Earning more for short stories and novellas while keeping prices low
You and I may find that we simply can’t get people to buy short works at $2.99 a pop. Or, maybe we can sell some, but sales are so much lower that it’s not worth it overall to charge more. Here’s an option for us:
Bundling short stories and/or novellas to create an omnibus.
Soon after I release Peacemaker, I’m planning to publish the Flash Gold Chronicles I-III in a single ebook volume, probably for $3.95 or so. This would be a good deal for readers who want to simply grab all three at once (it’ll be cheaper for them to buy all of the stories in one ebook, and the combined word count will equal that of a full-length fantasy novel), and it’ll be a good deal for me because the higher royalty rate on a $4 ebook will mean I’m making about $2.70 per sale.
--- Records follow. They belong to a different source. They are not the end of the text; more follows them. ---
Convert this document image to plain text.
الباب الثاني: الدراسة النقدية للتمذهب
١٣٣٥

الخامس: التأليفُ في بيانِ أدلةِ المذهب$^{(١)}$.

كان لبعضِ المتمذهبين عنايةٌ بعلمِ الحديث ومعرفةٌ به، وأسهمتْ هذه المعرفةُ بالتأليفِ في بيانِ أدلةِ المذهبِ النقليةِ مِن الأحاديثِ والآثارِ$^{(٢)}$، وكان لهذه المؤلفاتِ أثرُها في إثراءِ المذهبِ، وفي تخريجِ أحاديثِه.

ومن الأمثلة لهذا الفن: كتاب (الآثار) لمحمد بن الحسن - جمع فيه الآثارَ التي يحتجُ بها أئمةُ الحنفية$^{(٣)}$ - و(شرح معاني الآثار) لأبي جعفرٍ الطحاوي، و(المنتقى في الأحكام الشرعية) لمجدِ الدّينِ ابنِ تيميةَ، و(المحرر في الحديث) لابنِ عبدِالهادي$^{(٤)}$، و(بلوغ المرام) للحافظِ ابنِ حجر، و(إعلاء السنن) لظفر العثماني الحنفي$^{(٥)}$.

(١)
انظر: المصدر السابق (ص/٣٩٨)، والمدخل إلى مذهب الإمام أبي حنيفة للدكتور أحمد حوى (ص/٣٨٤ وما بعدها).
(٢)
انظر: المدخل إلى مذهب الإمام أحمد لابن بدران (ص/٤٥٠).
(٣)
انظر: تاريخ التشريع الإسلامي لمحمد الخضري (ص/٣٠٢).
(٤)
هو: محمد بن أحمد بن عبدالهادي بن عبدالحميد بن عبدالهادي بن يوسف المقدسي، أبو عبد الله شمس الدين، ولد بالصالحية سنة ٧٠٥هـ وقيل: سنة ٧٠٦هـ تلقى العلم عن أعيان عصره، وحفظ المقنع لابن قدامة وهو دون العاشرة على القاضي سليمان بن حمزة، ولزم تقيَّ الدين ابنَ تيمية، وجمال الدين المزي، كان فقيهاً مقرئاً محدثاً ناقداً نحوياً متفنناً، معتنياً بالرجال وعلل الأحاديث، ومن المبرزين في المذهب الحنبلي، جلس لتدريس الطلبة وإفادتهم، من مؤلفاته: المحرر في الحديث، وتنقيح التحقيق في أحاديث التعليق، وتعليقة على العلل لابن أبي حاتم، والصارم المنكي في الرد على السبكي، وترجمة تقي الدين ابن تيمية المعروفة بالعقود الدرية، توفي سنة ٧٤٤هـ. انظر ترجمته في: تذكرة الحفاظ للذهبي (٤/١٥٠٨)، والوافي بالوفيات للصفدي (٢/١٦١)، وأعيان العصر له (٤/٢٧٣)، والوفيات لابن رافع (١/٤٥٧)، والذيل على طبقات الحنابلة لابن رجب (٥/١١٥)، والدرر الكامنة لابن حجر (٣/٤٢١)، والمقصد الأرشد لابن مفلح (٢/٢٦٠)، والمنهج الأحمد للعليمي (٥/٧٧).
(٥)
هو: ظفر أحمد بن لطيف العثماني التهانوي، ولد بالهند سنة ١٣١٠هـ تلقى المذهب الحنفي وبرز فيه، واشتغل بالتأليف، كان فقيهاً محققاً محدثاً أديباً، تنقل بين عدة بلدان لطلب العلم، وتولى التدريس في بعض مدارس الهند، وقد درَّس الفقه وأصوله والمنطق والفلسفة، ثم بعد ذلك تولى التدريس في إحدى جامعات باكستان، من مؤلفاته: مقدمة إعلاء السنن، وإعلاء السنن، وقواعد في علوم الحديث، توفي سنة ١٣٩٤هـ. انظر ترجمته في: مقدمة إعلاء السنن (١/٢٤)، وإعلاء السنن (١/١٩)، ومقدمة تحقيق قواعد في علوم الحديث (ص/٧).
Compare that to 35 cents on Book 1 plus 50 cents on Book 2 plus 50-70 cents on Book 3 (if I find I have to price that at $1.99 instead of $2.99 to make sales).
Ah, who knew writing involved so much math?
I’ll write another post later on with details on how the pricing experiment and the novella-omnibus goes. In the meantime, authors, what are your thoughts on pricing for short stories and novellas? Are you following Mr. Smith’s guidelines or doing something else? Readers, what are you willing to pay for ebooks of those lengths?